The critical distinction with Square is that its loan program is invitation-only. You cannot apply for a Square loan directly — you must be an active Square seller processing transactions through the Square payment ecosystem. Square uses your sales data to determine eligibility and pre-qualify you for a specific loan amount. This data-driven approach means there is no hard credit pull and no minimum credit score requirement is disclosed.
Funding is instant when deposited to a Square Checking account, or one business day to an external bank account. Repayment happens automatically as a fixed percentage deducted from each day's card sales processed through Square, which means payment amounts adjust naturally with business volume — slower days mean smaller payments.
Collateral requirements vary by loan size: under $100,000 requires no collateral; $100,000 to $250,000 may involve a UCC filing; and loans over $250,000 may require a personal guarantee. Square does not report loan activity to credit bureaus, so payments will not build business credit.
The simplicity of Square's pricing is genuinely distinctive — a flat 10-16% fee with no hidden charges is among the most transparent cost structures in business lending. However, there is no benefit to early repayment since the fee is fixed, and the invitation-only model means you cannot access funding unless Square decides to offer it to you. For existing Square sellers needing fast, simply-priced working capital up to $350,000, the program is hard to beat on convenience and cost clarity.
For business owners exploring financing options, the landscape includes several distinct products.
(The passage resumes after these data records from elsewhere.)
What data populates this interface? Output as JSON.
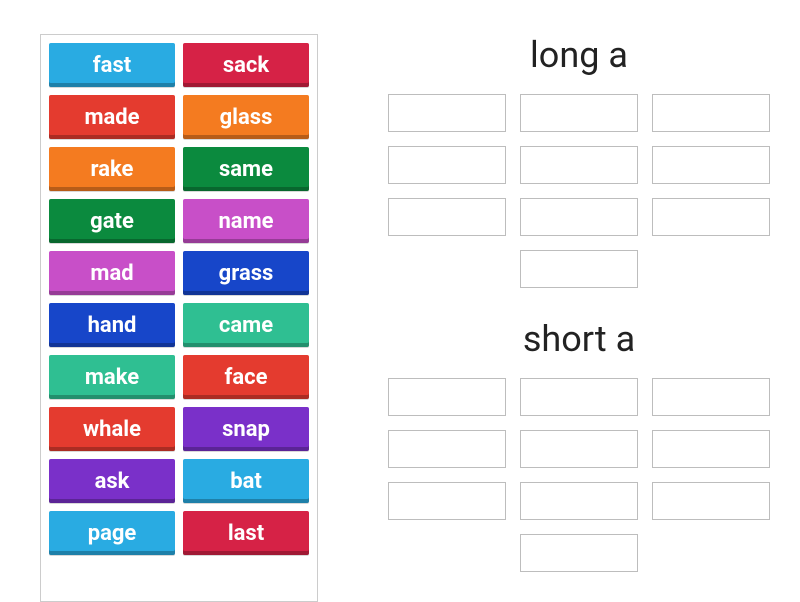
{
  "tiles": [
    {
      "label": "fast",
      "color": "c-lightblue"
    },
    {
      "label": "sack",
      "color": "c-crimson"
    },
    {
      "label": "made",
      "color": "c-red"
    },
    {
      "label": "glass",
      "color": "c-orange"
    },
    {
      "label": "rake",
      "color": "c-orange"
    },
    {
      "label": "same",
      "color": "c-darkgreen"
    },
    {
      "label": "gate",
      "color": "c-darkgreen"
    },
    {
      "label": "name",
      "color": "c-magenta"
    },
    {
      "label": "mad",
      "color": "c-magenta"
    },
    {
      "label": "grass",
      "color": "c-blue"
    },
    {
      "label": "hand",
      "color": "c-blue"
    },
    {
      "label": "came",
      "color": "c-teal"
    },
    {
      "label": "make",
      "color": "c-teal"
    },
    {
      "label": "face",
      "color": "c-red"
    },
    {
      "label": "whale",
      "color": "c-red"
    },
    {
      "label": "snap",
      "color": "c-purple"
    },
    {
      "label": "ask",
      "color": "c-purple"
    },
    {
      "label": "bat",
      "color": "c-lightblue"
    },
    {
      "label": "page",
      "color": "c-lightblue"
    },
    {
      "label": "last",
      "color": "c-crimson"
    }
  ],
  "categories": [
    {
      "title": "long a",
      "slot_count": 10
    },
    {
      "title": "short a",
      "slot_count": 10
    }
  ]
}
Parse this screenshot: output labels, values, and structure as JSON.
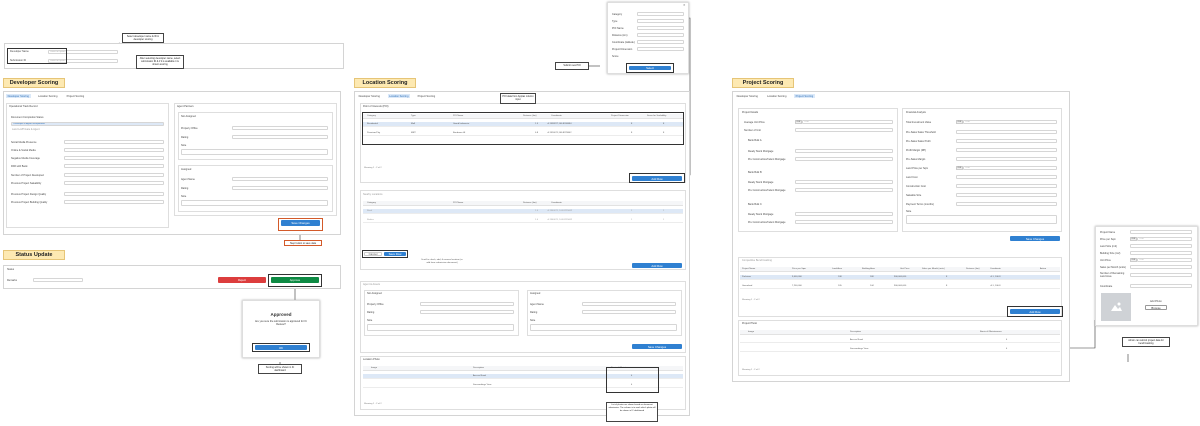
{
  "sections": {
    "developer": "Developer Scoring",
    "status": "Status Update",
    "location": "Location Scoring",
    "project": "Project Scoring"
  },
  "tabs": [
    "Developer Scoring",
    "Location Scoring",
    "Project Scoring"
  ],
  "top_form": {
    "developer_name": "Developer Name",
    "submission_id": "Submission ID",
    "placeholder": "Enter an option",
    "note1": "Select developer name & ID in developer scoring",
    "note2": "After selecting developer name, select submission ID & if it is available it is shown scoring"
  },
  "dev": {
    "op_track": "Operational Track Record",
    "doc_status": "Document Completion Status",
    "doc_opts": [
      "Developer & Agent Incorporated",
      "Land Lot/Private & Agent"
    ],
    "fields": [
      "Social Media Presence",
      "Online & Social Media",
      "Negative Media Coverage",
      "PAR with Bank",
      "Number of Project Developed",
      "Previous Project Saleability",
      "Previous Project Design Quality",
      "Previous Project Building Quality"
    ],
    "agent_partners": "Agent Partners",
    "not_assigned": "Not Assigned",
    "property_office": "Property Office",
    "rating": "Rating",
    "note": "Note",
    "assigned": "Assigned",
    "agent_name": "Agent Name",
    "save": "Save Changes",
    "dev_note": "Step button to save data"
  },
  "status": {
    "label": "Status",
    "remarks": "Remarks",
    "reject": "Reject",
    "approve": "Approve",
    "approved_title": "Approved",
    "approved_body": "Are you sure the submission is approved for IC Review?",
    "ok": "OK",
    "note": "Scoring will be shown in IC dashboard"
  },
  "location": {
    "poi_table": "Point of Interests (POI)",
    "columns": [
      "Category",
      "Type",
      "POI Name",
      "Distance (km)",
      "Coordinate",
      "Project Dimension",
      "Score for Scalability"
    ],
    "rows": [
      [
        "Residential",
        "Mall",
        "Grand Indonesia",
        "1.5",
        "-6.1938227,106.8208484",
        "8",
        "8"
      ],
      [
        "Premium/City",
        "MRT",
        "Bundaran HI",
        "0.8",
        "-6.1916071,106.8229442",
        "8",
        "8"
      ]
    ],
    "nearby": "Nearby Locations",
    "rows2": [
      [
        "Rank",
        "",
        "",
        "1.0",
        "-6.1940071, 106.8229442",
        "1",
        "1"
      ],
      [
        "Radius",
        "",
        "",
        "1.0",
        "-6.1940071, 106.8229442",
        "1",
        "1"
      ]
    ],
    "paging": "Showing 1 - 2 of 2",
    "add_row": "Add Row",
    "cancel": "Cancel",
    "save_row": "Save Row",
    "poi_note": "POI data from Apptax column input",
    "edit_note": "Scroll to check, add, & remove location (as add from submission document)",
    "agent_lbl": "Agent & Assets",
    "location_photo": "Location Photo",
    "photo_cols": [
      "Image",
      "Description",
      "Barrier & Maintenance"
    ],
    "photo_rows": [
      [
        "",
        "Access Road",
        "4"
      ],
      [
        "",
        "Surroundings View",
        "4"
      ]
    ],
    "photo_note": "List of photos are shown based on document submission. The column is to mark which photo will be shown in IC dashboard",
    "save": "Save Changes",
    "dialog_fields": [
      "Category",
      "Type",
      "POI Name",
      "Distance (km)",
      "Coordinate (latitude)",
      "Project Dimension",
      "Score"
    ],
    "dialog_btn": "Select",
    "dialog_note": "Submit new POI"
  },
  "project": {
    "project_details": "Project Details",
    "financial": "Financial Analysis",
    "left_fields": [
      "Average Unit Price",
      "Number of Unit",
      "Bank Bulk A",
      "Ready Stock Mortgage",
      "Pre Construction/Indent Mortgage",
      "Bank Bulk B",
      "Ready Stock Mortgage",
      "Pre Construction/Indent Mortgage",
      "Bank Bulk C",
      "Ready Stock Mortgage",
      "Pre Construction/Indent Mortgage"
    ],
    "right_fields": [
      "Total Investment Value",
      "Pre-Sales Sales Threshold",
      "Pre-Sales Sales Profit",
      "Profit Margin (RP)",
      "Pre-Sales Margin",
      "Land Price per Sqm",
      "Land Cost",
      "Construction Cost",
      "Saleable Size",
      "Payment Terms (months)",
      "Note"
    ],
    "price_tag": "IDR",
    "price_val": "0.00",
    "save": "Save Changes",
    "bench": "Competitive Benchmarking",
    "bench_cols": [
      "Project Name",
      "Price per Sqm",
      "Land Area",
      "Building Area",
      "Unit Price",
      "Sales per Month (units)",
      "Distance (km)",
      "Coordinate",
      "Action"
    ],
    "bench_rows": [
      [
        "Parkview",
        "9,000,000",
        "108",
        "168",
        "900,000,000",
        "8",
        "-6.1, 106.8",
        ""
      ],
      [
        "Greenland",
        "7,200,000",
        "105",
        "144",
        "900,000,000",
        "8",
        "-6.1, 106.8",
        ""
      ]
    ],
    "paging": "Showing 1 - 2 of 2",
    "add_row": "Add Row",
    "photo": "Project Photo",
    "photo_rows": [
      [
        "",
        "Access Road",
        "4"
      ],
      [
        "",
        "Surroundings View",
        "4"
      ]
    ],
    "bm_fields": [
      "Project Name",
      "Price per Sqm",
      "Land Size (m2)",
      "Building Size (m2)",
      "Unit Price",
      "Sales per Month (units)",
      "Number of Remaining Land Area",
      "Coordinate"
    ],
    "upload_lbl": "Add Photo",
    "upload_btn": "Browse",
    "bm_note": "Admin can submit project data for benchmarking"
  }
}
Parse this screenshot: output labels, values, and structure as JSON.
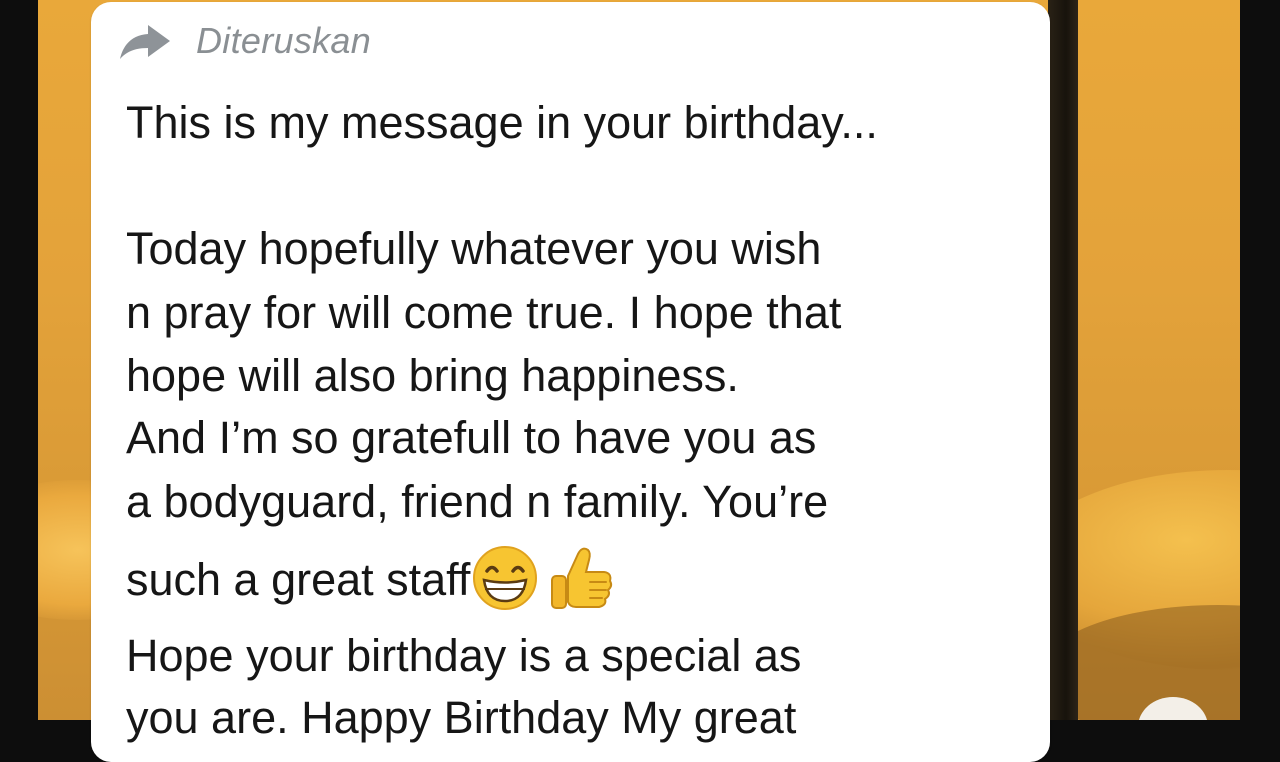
{
  "message": {
    "forwarded_label": "Diteruskan",
    "lines": [
      "This is my message in your birthday...",
      "Today hopefully whatever you wish",
      "n pray for will come true. I hope that",
      "hope will also bring happiness.",
      "And I’m so gratefull to have you as",
      "a bodyguard, friend n family. You’re",
      "such a great staff",
      "Hope your birthday is a special as",
      "you are. Happy Birthday My great"
    ],
    "emojis": [
      "grinning-face-icon",
      "thumbs-up-icon"
    ]
  },
  "colors": {
    "background": "#e3a23a",
    "bubble": "#ffffff",
    "forward_label": "#8a8f93",
    "text": "#161616"
  }
}
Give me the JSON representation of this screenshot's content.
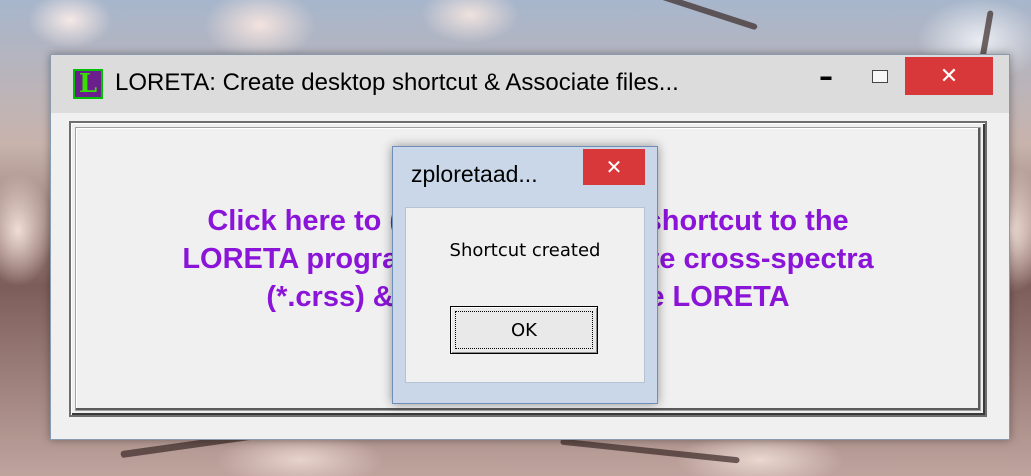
{
  "main_window": {
    "title": "LORETA: Create desktop shortcut & Associate files...",
    "app_icon_letter": "L",
    "minimize_label": "–",
    "close_label": "✕",
    "button_text": "Click here to (1) create desktop shortcut to the\nLORETA program, and (2) associate cross-spectra\n(*.crss) & loreta files with the LORETA",
    "button_text_color": "#8a14d8"
  },
  "dialog": {
    "title": "zploretaad...",
    "close_label": "✕",
    "message": "Shortcut created",
    "ok_label": "OK"
  },
  "colors": {
    "close_button": "#d9383a",
    "dialog_frame": "#c9d7e8"
  }
}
Small business loans provide lump-sum working capital with fixed repayment terms, while a business line of credit offers flexible revolving access to funds as needed. SBA loans through government-backed programs offer the lowest rates but require longer approval timelines. For businesses with outstanding invoices, invoice factoring converts receivables into immediate cash flow. Equipment financing allows companies to acquire machinery and technology with the equipment itself as collateral. A merchant cash advance provides fast business funding by purchasing a share of future sales, though typically at higher effective costs. Startups and newer businesses may find working capital loan options through alternative lenders with lower qualification requirements than traditional banks.